Supreme Court Says Can Consider Putting Farm Laws Implementation On Hold
Farmers gather at a protest site on the Delhi-Haryana border crossing in Singhu, Delhi, India. (Photographer: Prashanth Vishwanathan/Bloomberg)

Supreme Court Says Can Consider Putting Farm Laws Implementation On Hold

The Supreme Court has said it can consider putting on hold implementation of the three agriculture laws which have triggered protests by farmer groups in the last few months.

The intention of the court is to look whether an amicable solution can be found to the issue, Chief Justice of India SA Bobde said during the hearing, as he expressed disappointment with the central government’s handling of the issue.

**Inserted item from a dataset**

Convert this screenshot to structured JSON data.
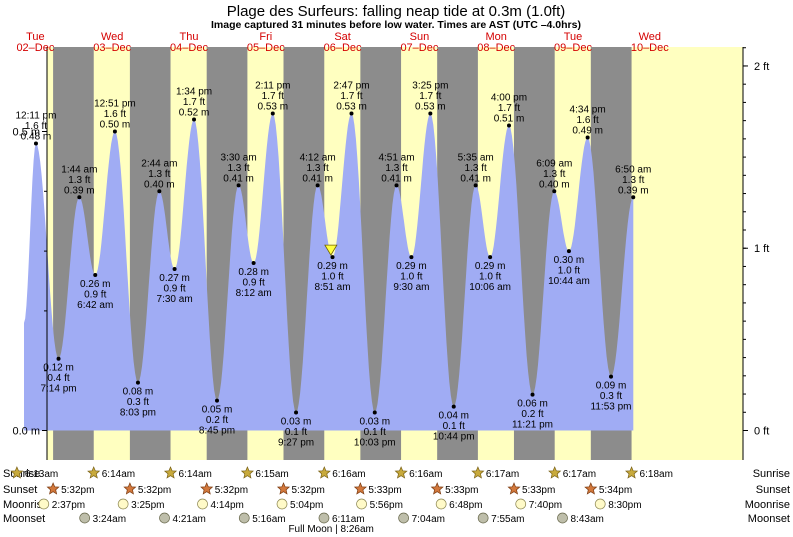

And while the Solicitor General said the government has “done its best” to handle the issue, Justice Bobde said it has not been effective. The Chief Justice said he was unaware of any consultative process being followed before the laws were passed. “We had asked on last date if the laws can be put on hold. We do not have any reply on that.”

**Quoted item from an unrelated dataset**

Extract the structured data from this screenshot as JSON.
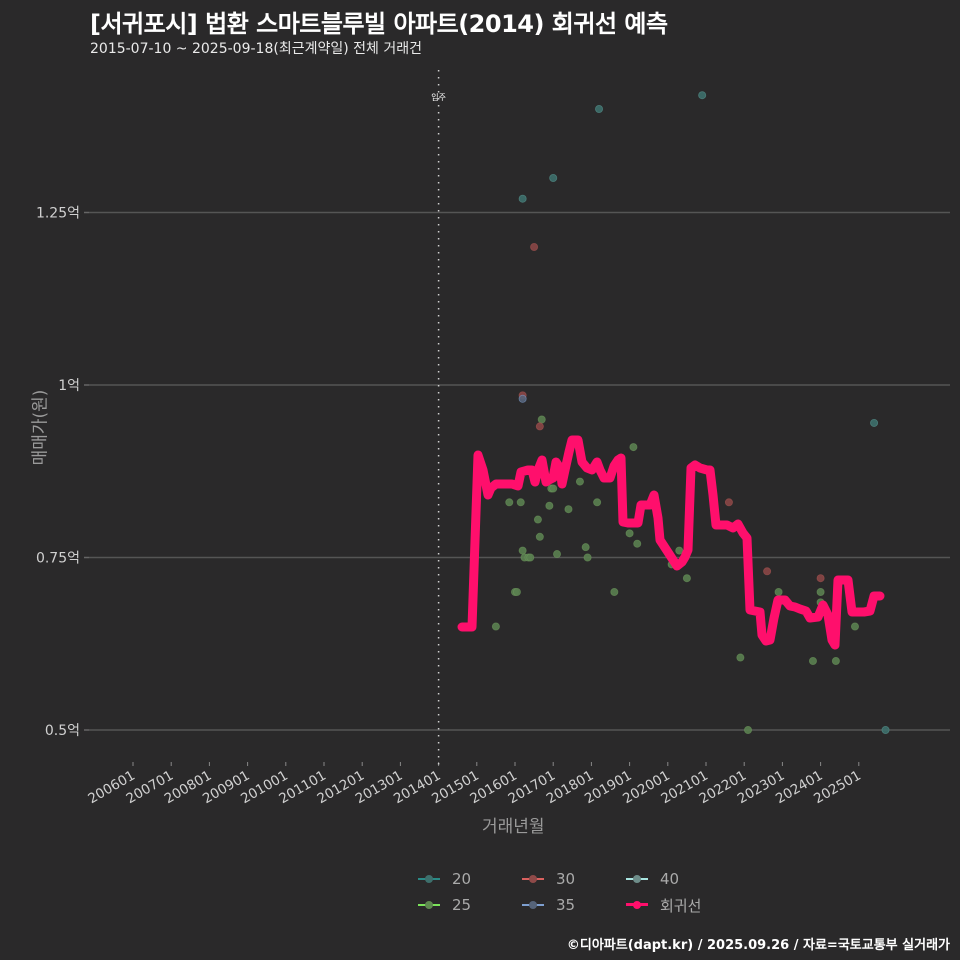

The central government and farmer unions have had eight rounds of talks but failed to break the deadlock as protests at borders of Delhi continue. Protest sites outside New Delhi have turned into semi-permanent camps since the end of November. The protesting farmers even launched a tractor march.

Attorney General for India KK Venugopal opposed passing the stay order on the farm laws, saying no arguments on their constitutionality have yet been put forward in the hearing. The Attorney General also said that putting the laws on hold will be against the interest of those farmers who are in favour or have entered into contracts pursuant to when the laws first came into effect through an ordinance.

But that didn’t deter the Chief Justice to say that he can consider putting the implementation of the laws on hold instead of staying them. “We can always stay executive action under a law,” Justice Bobde told the Attorney General.

Justice Bobde reiterated his suggestion to set up a committee to facilitate dialogue on the issue, and asked whether farmers can consider shifting their protest location if the court puts the implementation of the laws on hold.

A formal order will be passed on Jan. 12.